For a young actress, even one with an Academy Award nomination for True Grit, the idea of tackling the icon that is Juliet in Romeo and Juliet had to be daunting. Hailee Steinfeld, in fact, felt a myriad of emotions.“It is a little bit of everything because you have a bunch of different people saying a bunch of different things, but it comes down to loving the project and being passionate about it. I read this and I was so honored to be considered,” Steinfeld said to Movie Fanatic.
“I remember our table read with most of the cast. All of us were together in Italy, and before we had started, Julian (Fellowes, screenwriter and creator of Downton Abbey) said something to us that stuck with me ever since. He said, ‘This generation deserves their own Romeo and Juliet.’ I really think that is true. That is what I have been thinking about ever since -- the excitement of introducing this to this generation. I think everybody deserves to discover or rediscover this story.”

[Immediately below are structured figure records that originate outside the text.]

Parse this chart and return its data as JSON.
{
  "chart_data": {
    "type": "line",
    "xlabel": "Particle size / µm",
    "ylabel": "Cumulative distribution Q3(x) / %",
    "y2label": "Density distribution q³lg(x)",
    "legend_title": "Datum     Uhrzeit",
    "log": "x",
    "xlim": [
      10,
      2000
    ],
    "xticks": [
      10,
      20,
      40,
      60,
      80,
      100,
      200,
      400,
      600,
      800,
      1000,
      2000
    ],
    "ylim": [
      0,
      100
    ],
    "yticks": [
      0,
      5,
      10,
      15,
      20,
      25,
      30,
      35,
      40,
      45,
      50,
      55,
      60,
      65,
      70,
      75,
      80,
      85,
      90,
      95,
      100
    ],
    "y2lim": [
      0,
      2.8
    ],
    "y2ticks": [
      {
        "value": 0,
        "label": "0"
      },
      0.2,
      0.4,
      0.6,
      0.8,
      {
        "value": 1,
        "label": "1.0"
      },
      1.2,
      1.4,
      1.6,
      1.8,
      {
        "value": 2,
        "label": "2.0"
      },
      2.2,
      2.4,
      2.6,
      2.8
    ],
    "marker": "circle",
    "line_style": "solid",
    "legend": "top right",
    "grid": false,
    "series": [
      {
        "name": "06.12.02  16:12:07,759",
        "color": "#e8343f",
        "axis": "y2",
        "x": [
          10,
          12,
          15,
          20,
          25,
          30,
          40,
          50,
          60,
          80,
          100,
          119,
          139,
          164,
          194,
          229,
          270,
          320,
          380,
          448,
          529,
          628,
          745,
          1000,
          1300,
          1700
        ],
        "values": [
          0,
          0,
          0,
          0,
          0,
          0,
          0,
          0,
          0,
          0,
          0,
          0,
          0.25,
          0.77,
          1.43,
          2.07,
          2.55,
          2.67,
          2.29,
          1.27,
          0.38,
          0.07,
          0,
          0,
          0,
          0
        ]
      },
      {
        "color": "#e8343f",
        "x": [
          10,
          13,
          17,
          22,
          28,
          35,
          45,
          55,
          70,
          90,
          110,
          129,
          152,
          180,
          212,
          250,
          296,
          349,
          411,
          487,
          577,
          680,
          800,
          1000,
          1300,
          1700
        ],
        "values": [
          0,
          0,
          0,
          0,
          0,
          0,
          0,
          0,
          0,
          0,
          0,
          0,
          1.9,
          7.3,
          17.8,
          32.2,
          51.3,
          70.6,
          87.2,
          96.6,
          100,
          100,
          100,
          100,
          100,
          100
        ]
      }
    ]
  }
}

Unlike previous starlets who have played Juliet on screen, Steinfeld is much closer to the real character’s age. That enabled the actress to find common ground that she hopes will set her apart.
“What I love so much about Juliet is how youthful she is and how innocent she is. It was really interesting, exploring her emotions myself, at that age. I definitely explored a side of vulnerability and innocence that I had never really done before,” admitted the actress who will soon be seen in Ender's Game.
“I think her innocence and her vulnerability is really present. Another thing is that she is very strong and independent. What is so beautiful about the story is that she doesn’t really know what she wants until she doesn’t have it, which is like most of us. You really see her fight for what she loves. She does what she can to get to what she wants.”
The Romeo and Juliet trailer shows us a different side of Steinfeld than she revealed to the world in True Grit. Yet, she found a common challenge with both roles. “The dialogue definitely added to the list of challenges with both of the roles. With True Grit, the language was very specific, as is Shakespeare,” Steinfeld said.
“You couldn’t really improvise, nor would you really ever have to. I never felt the need to. It was all so beautifully written, and it was all right there. With Shakespeare, it was definitely a process, learning that text and going through and translating each thing. My script was filled with itty bitty writing. So, I would say they were both as difficult.”
Whereas her character in True Grit was a tomboy, Juliet is much more of a classical younger girl character. But, there was a common thread between the two that Steinfeld grabbed on to.
“I would say that the strength that was in both characters is similar. My character in True Grit would set these goals for herself that seemed near impossible, but to her they were possible. She was never going to believe anything else other than that,” Steinfeld reported.
“I think that is the same with Juliet. She doesn’t necessarily set goals for herself, but she knows what she wants to do and where she wants to end up. She is going to do whatever she can to get there and be happy. That is the similarity that comes to mind.”
Her Romeo, actor Douglas Booth, and her immediately hit it off when they met in Italy. To say that helped is a gross understatement. “We were really comfortable with each other after spending a couple of weeks together in Italy. As actors, we have great chemistry. It was important for us to have that for the story to be impactful,” Steinfeld said.
What perhaps was not so easy were the period costumes. Although they are exquisite to look at, given that they filmed in summer… they were not the friendliest to staying cool under the pressure of bringing a Shakespeare legend to life.
“The only reason I say they were uncomfortable is that they never really cooperated with the weather,” she said and laughed. “They were so beautiful. Even if they are uncomfortable, the way they are structured really has an impact on how you play the role.”
Before tackling Romeo and Juliet, fate had a funny way of introducing her to the classic. "I was reading it in school a little over a year ago, around the same time we were getting ready to film the movie, so that was very convenient,” she said. “This whole experience was my introduction.”